Diese Geschichte ist maschinell übersetzt worden und wurde im Nachgang geprüft. Fehler sind dennoch möglich.

Fürsorge ist auch Liebe. Was ich berichten möchte, habe ich vor einiger Zeit in der Kardiologieabteilung eines Krankenhauses in der Stadt Baranowitschi, Weißrussland, beobachtet. Zu einem älteren Patienten im Nachbarzimmer kam häufig eine ältere Frau, die kaum von seiner Seite wich. Sie brachte ihm schmackhafte Speisen und verbrachte jede freie Minute an seinem Krankenbett. Natürlich wollten alle in der Station mehr über dieses ungewöhnliche Paar erfahren.

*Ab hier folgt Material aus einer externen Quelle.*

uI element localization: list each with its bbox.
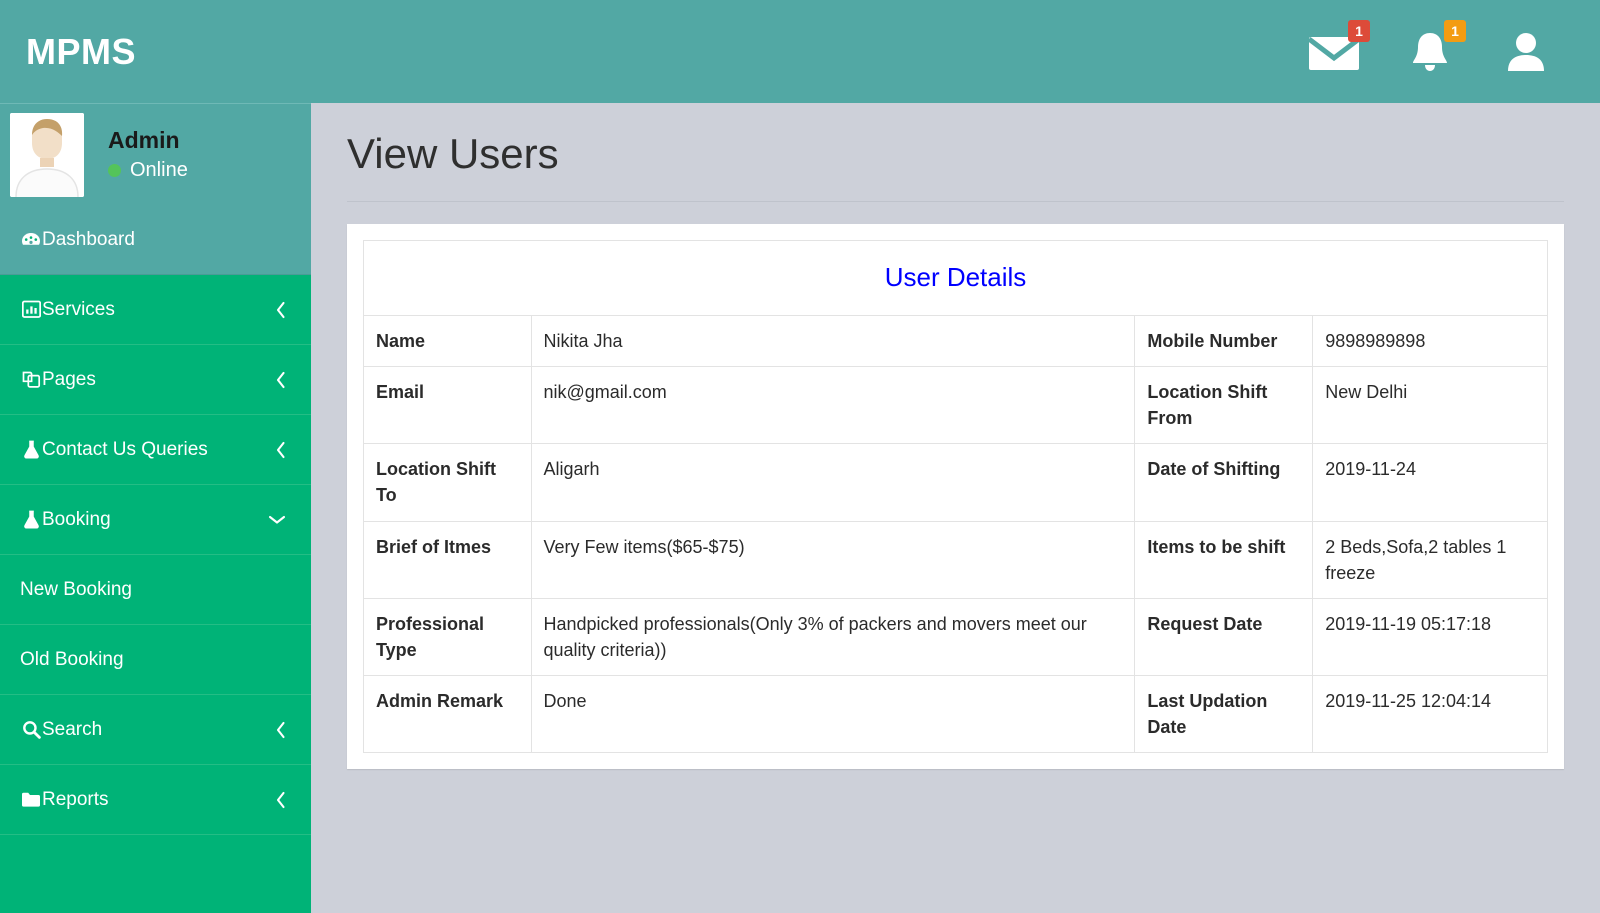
table-row: Email nik@gmail.com Location Shift From New… (363, 366, 1548, 445)
notifications-badge: 1 (1444, 19, 1466, 42)
table-row: Brief of Itmes Very Few items($65-$75) Ite… (363, 520, 1548, 599)
sidebar-item-label: Contact Us Queries (42, 438, 208, 460)
sidebar-item-label: Search (42, 718, 103, 740)
row-label-left: Location Shift To (363, 443, 532, 522)
row-value-left: Nikita Jha (530, 315, 1136, 368)
sidebar-item-pages[interactable]: Pages (0, 345, 311, 415)
row-value-left: Handpicked professionals(Only 3% of pack… (530, 597, 1136, 676)
avatar (10, 112, 84, 197)
row-label-left: Name (363, 315, 532, 368)
flask-icon (20, 510, 42, 529)
table-caption-row: User Details (363, 240, 1548, 317)
row-value-left: Very Few items($65-$75) (530, 520, 1136, 599)
sidebar-user-meta: Admin Online (84, 127, 188, 183)
page-header: View Users (311, 103, 1600, 203)
sidebar-item-booking[interactable]: Booking (0, 485, 311, 555)
app-brand[interactable]: MPMS (0, 33, 136, 70)
sidebar: Admin Online Dashboard Services Pages Conta… (0, 103, 311, 913)
row-label-left: Admin Remark (363, 674, 532, 754)
sidebar-item-label: Reports (42, 788, 109, 810)
row-label-right: Last Updation Date (1134, 674, 1314, 754)
sidebar-user-name: Admin (108, 126, 180, 153)
flask-icon (20, 440, 42, 459)
row-value-right: 2 Beds,Sofa,2 tables 1 freeze (1312, 520, 1548, 599)
page-title-divider (347, 201, 1564, 203)
sidebar-item-search[interactable]: Search (0, 695, 311, 765)
sidebar-item-label: Old Booking (20, 648, 124, 670)
row-value-right: 2019-11-24 (1312, 443, 1548, 522)
sidebar-item-label: Pages (42, 368, 96, 390)
copy-icon (20, 370, 42, 389)
header-actions: 1 1 (1308, 19, 1600, 78)
top-header: MPMS 1 1 (0, 0, 1600, 103)
table-row: Admin Remark Done Last Updation Date 2019-1… (363, 674, 1548, 754)
chevron-down-icon[interactable] (267, 513, 287, 526)
sidebar-item-old-booking[interactable]: Old Booking (0, 625, 311, 695)
row-value-left: nik@gmail.com (530, 366, 1136, 445)
chevron-left-icon[interactable] (274, 790, 287, 810)
row-label-right: Request Date (1134, 597, 1314, 676)
table-row: Professional Type Handpicked professional… (363, 597, 1548, 676)
sidebar-user-status-label: Online (130, 159, 188, 182)
row-label-right: Items to be shift (1134, 520, 1314, 599)
row-value-right: 2019-11-19 05:17:18 (1312, 597, 1548, 676)
user-icon (1503, 29, 1549, 75)
chevron-left-icon[interactable] (274, 440, 287, 460)
main-content: View Users User Details Name Nikita Jha Mo… (311, 103, 1600, 913)
row-label-right: Location Shift From (1134, 366, 1314, 445)
search-icon (20, 720, 42, 739)
sidebar-item-services[interactable]: Services (0, 275, 311, 345)
notifications-button[interactable]: 1 (1404, 19, 1466, 78)
user-details-table: User Details Name Nikita Jha Mobile Number… (363, 240, 1548, 754)
user-details-card: User Details Name Nikita Jha Mobile Number… (347, 224, 1564, 770)
messages-badge: 1 (1348, 19, 1370, 42)
sidebar-item-dashboard[interactable]: Dashboard (0, 205, 311, 275)
sidebar-item-reports[interactable]: Reports (0, 765, 311, 835)
sidebar-user-panel[interactable]: Admin Online (0, 103, 311, 205)
card-caption: User Details (884, 262, 1027, 293)
row-label-right: Mobile Number (1134, 315, 1314, 368)
folder-icon (20, 791, 42, 808)
sidebar-user-status: Online (108, 159, 188, 182)
row-value-right: New Delhi (1312, 366, 1548, 445)
sidebar-item-label: Dashboard (42, 228, 135, 250)
page-title: View Users (347, 130, 559, 177)
row-label-left: Brief of Itmes (363, 520, 532, 599)
sidebar-item-label: Services (42, 298, 115, 320)
sidebar-nav: Dashboard Services Pages Contact Us Queries… (0, 205, 311, 835)
table-row: Name Nikita Jha Mobile Number 9898989898 (363, 315, 1548, 368)
messages-button[interactable]: 1 (1308, 19, 1370, 78)
sidebar-item-new-booking[interactable]: New Booking (0, 555, 311, 625)
dashboard-icon (20, 230, 42, 250)
sidebar-item-label: Booking (42, 508, 111, 530)
chevron-left-icon[interactable] (274, 300, 287, 320)
row-value-left: Aligarh (530, 443, 1136, 522)
chevron-left-icon[interactable] (274, 720, 287, 740)
sidebar-item-contact-us-queries[interactable]: Contact Us Queries (0, 415, 311, 485)
online-status-dot (108, 164, 121, 178)
account-button[interactable] (1500, 26, 1552, 78)
row-label-right: Date of Shifting (1134, 443, 1314, 522)
row-value-right: 9898989898 (1312, 315, 1548, 368)
row-label-left: Email (363, 366, 532, 445)
sidebar-item-label: New Booking (20, 578, 132, 600)
chart-bar-icon (20, 300, 42, 319)
row-value-right: 2019-11-25 12:04:14 (1312, 674, 1548, 754)
table-row: Location Shift To Aligarh Date of Shifting… (363, 443, 1548, 522)
row-value-left: Done (530, 674, 1136, 754)
chevron-left-icon[interactable] (274, 370, 287, 390)
row-label-left: Professional Type (363, 597, 532, 676)
table-caption-cell: User Details (363, 240, 1548, 317)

So stellte sich heraus: Dieser Mann hatte sein ganzes Leben lang in einer Fabrik in Minsk gearbeitet – unter sehr schweren und gesundheitsschädlichen Bedingungen. Er hatte auch eine Ehefrau, die ständig mit seinem Gehalt unzufrieden war. Oft gab es Streit und, wie man sagt, „nörgelte“ sie permanent an ihm herum. Der Mann, ein eher stiller und ausgeglichener Charakter, versuchte, den Auseinandersetzungen zu entgehen und seiner Frau zu gefallen, indem er oft Überstunden machte und sogar an Wochenenden arbeitete. Natürlich konnte sein Herz den ständigen seelischen Belastungen, den Vorwürfen seiner Frau und der schweren körperlichen Arbeit unter den schädlichen Bedingungen nicht standhalten. Eines Tages brachte ihn ein Krankenwagen ins Krankenhaus, wo eine lange Behandlung anstand, mit der Aussicht, dass er behindert bleiben würde. Als seine Frau erfuhr, dass von ihrem Mann nichts mehr zu erwarten war, dass er nicht mehr wie früher viel verdienen würde, verkaufte sie schnell die Wohnung und verschwand in unbekannte Richtung. Kann man sich den Zustand eines kranken Menschen vorstellen, der im Krankenhaus liegt und dem alles genommen wurde? Und wenn er das Krankenhaus verlassen würde, stünde er auf der Straße. Ich weiß nicht mehr, wie diese gütige, alleinstehende Frau, die 150 Kilometer von Minsk entfernt wohnte, von seinen Umständen erfuhr, aber sie nahm ihn zu sich und schenkte ihm eine solche Fürsorge und Aufmerksamkeit, wie er sie in seinem ganzen Leben nicht erfahren hatte. Wie die Geschichte endete, weiß ich nicht. Nur bin ich sicher, dass die gute Tat dieser älteren Frau im Himmel vermerkt ist, denn Christus sagte: „Ich war krank, und ihr habt mich besucht.“ Und Er wird den guten Christen sagen: „Kommt her, die ihr von meinem Vater gesegnet seid, und ererbt das Reich, das euch von Grundlegung der Welt bereitet ist.“ (Matthäus 25,34-36).